Health Law Clears Major Hurdle As Supreme Court Upholds Subsidies

The Supreme Court upheld a major element of President Obama’s health care law Thursday, ruling that the government should continue offer insurance subsidies nationwide.

The 6-3 decision preserves the Affordable Care Act, a law that has expanded insurance coverage across the U.S.

In the King v. Burwell case, the court considered a key portion of the law: whether low- and middle-income people living in states that did not offer insurance marketplaces could still receive subsidies to help them pay for health care.

A portion of the law appears to say that subsidies are available only to people buying insurance on “an exchange established by the state,” but the act taken as a whole affirms that the subsidies were designed to be offered broadly, to “any applicable taxpayer,” the court decided.

If the court had ruled the other way, millions of people receiving subsidies in states without exchanges could have been placed in insurance limbo and the stability of the entire law could have been in jeopardy.

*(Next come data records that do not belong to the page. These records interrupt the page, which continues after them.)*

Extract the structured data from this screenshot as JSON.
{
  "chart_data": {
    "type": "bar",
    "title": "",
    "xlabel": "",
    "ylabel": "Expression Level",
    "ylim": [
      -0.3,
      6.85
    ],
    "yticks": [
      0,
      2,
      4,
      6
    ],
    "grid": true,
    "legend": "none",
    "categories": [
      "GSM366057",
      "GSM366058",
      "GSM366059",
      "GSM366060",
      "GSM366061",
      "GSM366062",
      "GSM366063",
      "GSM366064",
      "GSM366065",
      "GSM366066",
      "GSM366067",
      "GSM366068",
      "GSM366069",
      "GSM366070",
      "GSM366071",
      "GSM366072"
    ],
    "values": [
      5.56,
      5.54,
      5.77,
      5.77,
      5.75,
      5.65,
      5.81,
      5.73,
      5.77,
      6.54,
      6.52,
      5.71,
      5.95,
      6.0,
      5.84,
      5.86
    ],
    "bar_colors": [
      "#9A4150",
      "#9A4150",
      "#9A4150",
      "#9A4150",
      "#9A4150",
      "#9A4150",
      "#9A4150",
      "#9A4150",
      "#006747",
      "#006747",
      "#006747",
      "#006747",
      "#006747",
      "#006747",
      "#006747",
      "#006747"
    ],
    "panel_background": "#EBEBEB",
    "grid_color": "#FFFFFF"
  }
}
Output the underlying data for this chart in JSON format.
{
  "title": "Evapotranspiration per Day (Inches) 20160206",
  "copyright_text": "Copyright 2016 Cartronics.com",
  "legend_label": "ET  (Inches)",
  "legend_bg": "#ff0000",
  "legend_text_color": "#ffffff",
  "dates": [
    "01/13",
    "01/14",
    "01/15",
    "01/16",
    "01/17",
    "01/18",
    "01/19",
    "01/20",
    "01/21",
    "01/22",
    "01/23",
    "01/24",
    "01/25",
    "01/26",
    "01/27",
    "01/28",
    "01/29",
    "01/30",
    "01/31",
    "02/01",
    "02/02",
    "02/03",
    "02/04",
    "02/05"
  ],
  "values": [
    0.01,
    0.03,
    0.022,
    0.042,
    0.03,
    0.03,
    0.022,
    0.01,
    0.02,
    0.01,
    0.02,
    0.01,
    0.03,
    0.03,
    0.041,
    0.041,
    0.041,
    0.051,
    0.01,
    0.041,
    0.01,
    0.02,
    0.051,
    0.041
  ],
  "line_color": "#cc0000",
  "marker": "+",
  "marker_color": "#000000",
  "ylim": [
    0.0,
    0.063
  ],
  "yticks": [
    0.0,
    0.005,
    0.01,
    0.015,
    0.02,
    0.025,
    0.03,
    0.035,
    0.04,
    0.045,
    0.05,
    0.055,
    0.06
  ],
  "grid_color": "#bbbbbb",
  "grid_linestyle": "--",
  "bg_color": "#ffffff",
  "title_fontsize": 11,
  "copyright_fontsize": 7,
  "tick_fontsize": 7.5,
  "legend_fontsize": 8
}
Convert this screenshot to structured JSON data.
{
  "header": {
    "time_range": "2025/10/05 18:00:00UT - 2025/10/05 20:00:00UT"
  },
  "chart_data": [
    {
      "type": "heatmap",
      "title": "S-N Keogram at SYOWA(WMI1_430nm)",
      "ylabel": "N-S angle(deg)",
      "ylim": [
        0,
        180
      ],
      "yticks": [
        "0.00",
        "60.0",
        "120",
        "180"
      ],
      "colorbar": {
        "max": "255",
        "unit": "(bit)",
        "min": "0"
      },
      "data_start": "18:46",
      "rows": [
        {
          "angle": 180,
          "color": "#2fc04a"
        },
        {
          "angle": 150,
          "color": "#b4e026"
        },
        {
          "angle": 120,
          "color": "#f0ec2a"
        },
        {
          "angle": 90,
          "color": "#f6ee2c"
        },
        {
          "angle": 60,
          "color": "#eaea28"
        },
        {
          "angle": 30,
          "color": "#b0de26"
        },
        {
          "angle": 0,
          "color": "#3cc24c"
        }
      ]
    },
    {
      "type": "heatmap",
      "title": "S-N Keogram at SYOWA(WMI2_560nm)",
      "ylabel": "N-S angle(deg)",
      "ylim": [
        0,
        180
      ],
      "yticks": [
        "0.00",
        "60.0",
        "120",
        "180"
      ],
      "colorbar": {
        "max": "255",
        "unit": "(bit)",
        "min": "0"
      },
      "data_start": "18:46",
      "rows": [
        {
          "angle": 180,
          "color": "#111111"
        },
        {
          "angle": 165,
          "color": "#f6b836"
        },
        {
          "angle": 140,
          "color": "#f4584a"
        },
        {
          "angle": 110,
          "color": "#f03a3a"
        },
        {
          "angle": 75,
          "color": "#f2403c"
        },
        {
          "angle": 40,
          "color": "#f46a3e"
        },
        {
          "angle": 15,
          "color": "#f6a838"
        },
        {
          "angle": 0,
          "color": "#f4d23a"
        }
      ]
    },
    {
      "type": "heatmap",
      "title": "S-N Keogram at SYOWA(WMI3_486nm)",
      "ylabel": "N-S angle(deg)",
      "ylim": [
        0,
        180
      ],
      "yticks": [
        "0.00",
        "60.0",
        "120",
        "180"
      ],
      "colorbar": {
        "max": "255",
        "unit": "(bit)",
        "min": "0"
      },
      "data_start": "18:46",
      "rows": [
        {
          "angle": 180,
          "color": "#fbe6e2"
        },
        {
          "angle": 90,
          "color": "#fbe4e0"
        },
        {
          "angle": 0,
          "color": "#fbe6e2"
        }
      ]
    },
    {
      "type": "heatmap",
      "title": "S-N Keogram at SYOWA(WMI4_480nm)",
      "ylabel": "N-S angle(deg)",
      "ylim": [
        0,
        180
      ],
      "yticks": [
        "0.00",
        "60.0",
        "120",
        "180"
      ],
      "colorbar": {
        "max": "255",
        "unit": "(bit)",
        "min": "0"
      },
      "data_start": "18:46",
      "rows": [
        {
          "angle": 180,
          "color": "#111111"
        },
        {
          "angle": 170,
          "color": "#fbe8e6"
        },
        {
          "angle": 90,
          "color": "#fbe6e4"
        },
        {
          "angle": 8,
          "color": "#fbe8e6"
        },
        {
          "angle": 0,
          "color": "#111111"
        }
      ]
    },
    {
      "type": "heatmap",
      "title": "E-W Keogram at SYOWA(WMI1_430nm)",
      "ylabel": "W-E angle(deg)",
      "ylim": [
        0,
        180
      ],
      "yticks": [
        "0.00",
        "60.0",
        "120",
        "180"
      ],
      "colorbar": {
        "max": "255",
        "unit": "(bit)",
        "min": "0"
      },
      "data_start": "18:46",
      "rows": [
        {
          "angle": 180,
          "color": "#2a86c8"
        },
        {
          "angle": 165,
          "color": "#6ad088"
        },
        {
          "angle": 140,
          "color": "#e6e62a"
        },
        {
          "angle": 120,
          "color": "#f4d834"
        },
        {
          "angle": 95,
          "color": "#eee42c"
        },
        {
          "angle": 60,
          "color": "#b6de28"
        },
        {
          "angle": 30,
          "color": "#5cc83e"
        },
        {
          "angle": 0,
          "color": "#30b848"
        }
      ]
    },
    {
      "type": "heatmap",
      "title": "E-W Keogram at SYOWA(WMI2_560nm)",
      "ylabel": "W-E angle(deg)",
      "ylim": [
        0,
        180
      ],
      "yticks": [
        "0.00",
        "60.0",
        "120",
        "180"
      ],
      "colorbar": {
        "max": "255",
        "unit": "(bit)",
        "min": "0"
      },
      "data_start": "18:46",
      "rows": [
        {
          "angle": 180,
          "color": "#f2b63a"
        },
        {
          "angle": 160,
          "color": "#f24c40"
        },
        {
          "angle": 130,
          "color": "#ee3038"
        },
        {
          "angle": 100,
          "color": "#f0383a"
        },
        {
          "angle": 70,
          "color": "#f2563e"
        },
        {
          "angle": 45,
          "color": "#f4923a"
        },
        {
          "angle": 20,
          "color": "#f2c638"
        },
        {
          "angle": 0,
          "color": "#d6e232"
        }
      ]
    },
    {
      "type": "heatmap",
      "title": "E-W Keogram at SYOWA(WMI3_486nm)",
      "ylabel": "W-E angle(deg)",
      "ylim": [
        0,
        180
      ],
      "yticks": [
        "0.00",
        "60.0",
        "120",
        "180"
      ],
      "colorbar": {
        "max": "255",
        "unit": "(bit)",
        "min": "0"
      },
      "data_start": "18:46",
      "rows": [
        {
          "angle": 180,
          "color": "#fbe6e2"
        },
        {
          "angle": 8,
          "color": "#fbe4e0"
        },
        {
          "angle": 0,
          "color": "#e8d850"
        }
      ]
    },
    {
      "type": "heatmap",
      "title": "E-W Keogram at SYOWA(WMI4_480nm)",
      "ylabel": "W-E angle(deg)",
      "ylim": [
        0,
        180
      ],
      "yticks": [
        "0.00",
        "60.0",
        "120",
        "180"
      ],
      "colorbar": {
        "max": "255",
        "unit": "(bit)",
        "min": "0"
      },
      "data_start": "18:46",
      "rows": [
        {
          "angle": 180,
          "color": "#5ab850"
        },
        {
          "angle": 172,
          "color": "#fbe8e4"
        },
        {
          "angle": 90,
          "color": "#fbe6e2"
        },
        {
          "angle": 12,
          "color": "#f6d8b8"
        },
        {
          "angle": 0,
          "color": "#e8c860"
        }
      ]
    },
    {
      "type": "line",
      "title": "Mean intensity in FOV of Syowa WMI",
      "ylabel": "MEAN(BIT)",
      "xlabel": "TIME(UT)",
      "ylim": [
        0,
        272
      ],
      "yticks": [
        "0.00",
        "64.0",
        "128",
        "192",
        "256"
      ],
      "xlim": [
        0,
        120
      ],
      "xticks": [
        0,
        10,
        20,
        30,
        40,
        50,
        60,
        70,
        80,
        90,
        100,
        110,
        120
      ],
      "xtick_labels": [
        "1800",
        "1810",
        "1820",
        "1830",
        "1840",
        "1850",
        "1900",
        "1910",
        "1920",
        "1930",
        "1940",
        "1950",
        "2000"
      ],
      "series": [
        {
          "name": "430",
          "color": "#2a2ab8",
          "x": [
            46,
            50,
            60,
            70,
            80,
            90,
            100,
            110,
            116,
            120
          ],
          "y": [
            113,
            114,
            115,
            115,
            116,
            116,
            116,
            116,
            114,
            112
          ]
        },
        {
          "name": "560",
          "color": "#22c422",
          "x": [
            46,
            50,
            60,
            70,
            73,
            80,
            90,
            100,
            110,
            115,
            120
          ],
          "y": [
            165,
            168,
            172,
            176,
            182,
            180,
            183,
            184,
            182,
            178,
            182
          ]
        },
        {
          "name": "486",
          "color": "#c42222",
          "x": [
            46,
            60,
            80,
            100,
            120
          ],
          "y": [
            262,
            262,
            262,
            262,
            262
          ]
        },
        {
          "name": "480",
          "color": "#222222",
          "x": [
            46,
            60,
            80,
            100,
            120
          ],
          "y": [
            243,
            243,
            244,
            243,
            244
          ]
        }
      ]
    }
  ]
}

“Those credits are necessary for the Federal Exchanges to function like their State Exchange counterparts, and to avoid the type of calamitous result that Congress plainly meant to avoid,” Chief Justice John G. Roberts Jr. wrote for the majority.

Californians would not have been immediately affected because the state operates its own marketplace.

Anthony Wright, executive director of the advocacy group Health Access California, wrote in a blog post Thursday that he was relieved by the ruling.

“Now that the Supreme Court has upheld the Affordable Care Act once again, we hope we can stop debating a five-year old law and discuss additional ways to reduce health costs and provide more health and financial security for American families,” he said.